4. Overall Questions for whole reading: What do we see and learn about God in this narrative?
- God honors and vindicates Daniel and his friends as they live in allegiance to God.
- God gives favor to his people—even in really difficult circumstances.
- God is the source of wisdom and gives knowledge of all kinds of literature and learning.
- God is sovereign and king over all—even over the seemingly most powerful and abusive kings of the earth.
Questions for application/reflection for our lives: (discuss in smaller groups and pray together):
- What can we learn from this? How is God speaking to you through this scripture?
- Are there ways you identify with an experience of exile or oppression?
- Are there ways you feel that you’re being redefined at your educational institution in ways that aren’t good?
- What might it mean for you to live with integrity, or to resist surrendering your soul while at your educational institution? How could you resolve (set your heart) to not surrender your soul to anyone or anything but God? Example: keeping the Sabbath is a radical, counter-cultural choice of allegiance to God.
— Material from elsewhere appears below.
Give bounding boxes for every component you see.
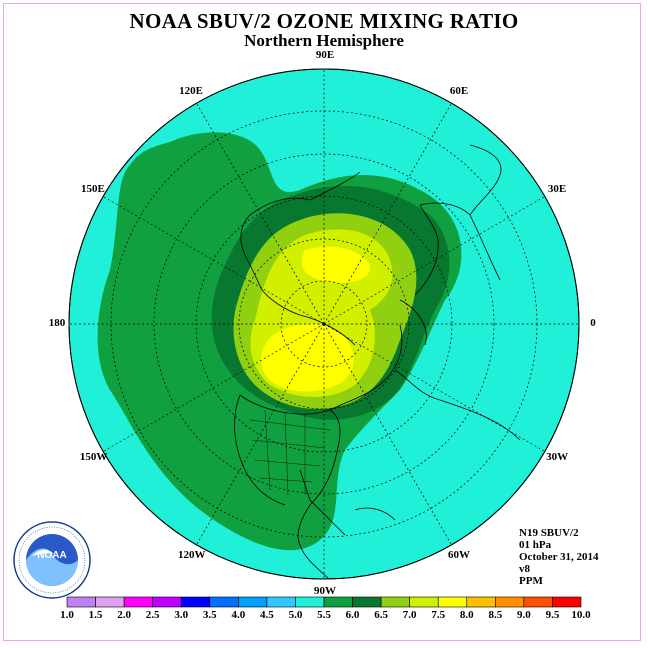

It’s trusting God for your success in grad school, rather than your own efforts and working 24/7 like everyone else.
- Are there ways we could draw strength from each other by resolving to live for God together?
For Further Study
The source for most of the background history in this series is:
- Daniel: Living With Beastly Empires, course by Dr. Iain Provan at Regent College, Vancouver, BC, May 9-20, 2005. This course is available at the Regent College Bookstore Audio Site: https://www.regentaudio.com/products/daniel-living-with-beastly-empires
About the author:
Kathy Cooper is the Director of Staff Training & Leadership Development for InterVarsity's Graduate & Faculty Ministries, and serves as GFM staff at Brown University Graduate & Medical Schools. She has a B.A. from Yale in American Studies (Literature) and a Masters of Divinity from Regent College (Vancouver). Kathy and her husband Keith live in Providence, RI. All 3 of their daughters are in college this year. She enjoys cooking, reading, walks with the family dog, conversation over a cup of good coffee, and gardening.
Pedro Morales says
I believe the book of Daniel teaches us something very important about the nature of prophetic language. Not only Daniel’s visions but the dreams he interprets consist mostly of symbols. Even he could not interpret these dreams and visions on his own but needed assistance from God or angels. Should we to take that as telling us that the prophetic visions in Revelations cannot be explained by anyone and that we require God’s assistance to understand their meaning?